Enfin sont-ils comparables en termes de flux aux apports des rivières ? Les conditions susceptibles de générer ces relarguages sont connues : anoxie des fonds, favorisée par la stratification des eaux, elle-même liée aux apports d’eau douce de la centrale dans le nord de l’étang. En revanche, leur importance au regard de l’eutrophisation globale de l’écosystème n’est pas évaluée. C’est pourquoi le cycle des nutriments dans l’étang de Berre – pas simplement en termes de bilan – doit être une des priorités de recherche.
En outre, il reste encore beaucoup à apprendre sur la faune et la flore.

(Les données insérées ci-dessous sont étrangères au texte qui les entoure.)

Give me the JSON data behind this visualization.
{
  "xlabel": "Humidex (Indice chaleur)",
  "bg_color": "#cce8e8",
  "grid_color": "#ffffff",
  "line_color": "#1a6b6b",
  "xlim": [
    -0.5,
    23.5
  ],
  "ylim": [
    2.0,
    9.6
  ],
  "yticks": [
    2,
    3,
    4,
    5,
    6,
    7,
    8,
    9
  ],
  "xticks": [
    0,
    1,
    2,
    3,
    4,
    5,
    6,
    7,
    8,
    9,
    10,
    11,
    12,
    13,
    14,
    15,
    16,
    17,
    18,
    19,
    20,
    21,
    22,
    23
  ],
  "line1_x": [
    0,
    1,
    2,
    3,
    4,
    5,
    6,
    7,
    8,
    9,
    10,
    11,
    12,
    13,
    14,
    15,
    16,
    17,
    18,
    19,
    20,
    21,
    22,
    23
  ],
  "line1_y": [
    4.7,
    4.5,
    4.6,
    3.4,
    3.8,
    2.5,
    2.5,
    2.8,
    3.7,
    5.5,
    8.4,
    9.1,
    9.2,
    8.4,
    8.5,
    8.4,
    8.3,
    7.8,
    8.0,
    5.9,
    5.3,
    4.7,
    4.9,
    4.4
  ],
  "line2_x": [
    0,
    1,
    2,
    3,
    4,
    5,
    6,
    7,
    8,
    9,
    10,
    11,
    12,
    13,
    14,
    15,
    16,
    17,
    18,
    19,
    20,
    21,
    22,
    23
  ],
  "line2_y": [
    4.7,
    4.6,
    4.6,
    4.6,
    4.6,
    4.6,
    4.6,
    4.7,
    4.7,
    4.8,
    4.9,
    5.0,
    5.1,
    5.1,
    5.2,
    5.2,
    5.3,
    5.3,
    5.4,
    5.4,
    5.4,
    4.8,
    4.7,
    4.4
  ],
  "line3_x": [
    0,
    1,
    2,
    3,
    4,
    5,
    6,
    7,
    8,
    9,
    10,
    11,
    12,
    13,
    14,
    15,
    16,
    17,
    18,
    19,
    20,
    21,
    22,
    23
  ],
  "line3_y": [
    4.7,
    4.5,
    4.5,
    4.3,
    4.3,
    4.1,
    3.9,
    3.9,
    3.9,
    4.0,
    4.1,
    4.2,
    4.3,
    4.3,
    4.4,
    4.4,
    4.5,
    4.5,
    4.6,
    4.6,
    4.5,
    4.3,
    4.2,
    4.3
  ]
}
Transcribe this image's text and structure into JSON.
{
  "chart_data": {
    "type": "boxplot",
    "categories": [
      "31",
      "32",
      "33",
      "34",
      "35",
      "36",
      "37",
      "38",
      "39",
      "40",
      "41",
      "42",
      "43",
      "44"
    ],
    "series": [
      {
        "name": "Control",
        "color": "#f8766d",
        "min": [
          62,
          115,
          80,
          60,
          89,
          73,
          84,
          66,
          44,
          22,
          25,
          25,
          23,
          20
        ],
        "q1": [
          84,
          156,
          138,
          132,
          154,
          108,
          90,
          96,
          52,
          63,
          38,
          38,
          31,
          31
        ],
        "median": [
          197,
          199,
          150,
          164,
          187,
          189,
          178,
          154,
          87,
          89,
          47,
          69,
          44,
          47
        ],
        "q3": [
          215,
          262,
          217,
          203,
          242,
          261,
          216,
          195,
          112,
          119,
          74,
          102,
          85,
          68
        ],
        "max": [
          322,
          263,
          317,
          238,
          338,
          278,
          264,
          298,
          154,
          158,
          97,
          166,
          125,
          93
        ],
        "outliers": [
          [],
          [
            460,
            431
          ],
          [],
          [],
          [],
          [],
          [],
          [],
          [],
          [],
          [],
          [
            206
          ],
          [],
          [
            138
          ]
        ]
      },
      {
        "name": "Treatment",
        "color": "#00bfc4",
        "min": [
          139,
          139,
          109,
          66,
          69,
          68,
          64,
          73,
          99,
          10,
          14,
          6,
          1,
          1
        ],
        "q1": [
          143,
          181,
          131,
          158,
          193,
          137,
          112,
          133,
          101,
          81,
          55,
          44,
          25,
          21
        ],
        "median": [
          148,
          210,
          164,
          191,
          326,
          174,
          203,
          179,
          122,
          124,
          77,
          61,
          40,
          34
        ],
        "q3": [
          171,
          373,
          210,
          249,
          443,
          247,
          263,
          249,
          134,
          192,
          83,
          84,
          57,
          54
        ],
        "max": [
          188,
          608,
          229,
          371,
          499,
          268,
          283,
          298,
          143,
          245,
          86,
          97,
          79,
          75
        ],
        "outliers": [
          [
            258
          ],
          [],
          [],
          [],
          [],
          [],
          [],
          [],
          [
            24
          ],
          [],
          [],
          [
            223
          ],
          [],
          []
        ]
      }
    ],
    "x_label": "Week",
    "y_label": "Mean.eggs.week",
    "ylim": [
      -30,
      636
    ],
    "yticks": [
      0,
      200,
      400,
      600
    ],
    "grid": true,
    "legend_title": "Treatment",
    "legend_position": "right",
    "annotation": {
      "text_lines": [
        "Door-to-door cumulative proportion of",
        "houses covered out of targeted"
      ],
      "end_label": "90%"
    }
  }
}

Les herbiers de Zostères sont toujours une source d’interrogation. Les conclusions des réimplantations expérimentales d’herbiers sont mitigées, il faut mieux comprendre ce qui contraint le développement des Zostères dans l’étang. Quant à la recolonisation de la macrofaune benthique, des études antérieures ont montré que lorsque les conditions s’améliorent, les peuplements peuvent réapparaître en quelques mois. On a encore du mal pourtant à faire la part des différents facteurs qui rentrent en jeu. Certaines zones présentent des valeurs de contaminants dans les sédiments importantes, est ce limitant pour la macrofaune ? Est-ce principalement la faible oxygénation des fonds qui est en cause ? Il faudrait par exemple pouvoir discriminer ce qui relève des contaminants de ce qui relève de la colonne d’eau…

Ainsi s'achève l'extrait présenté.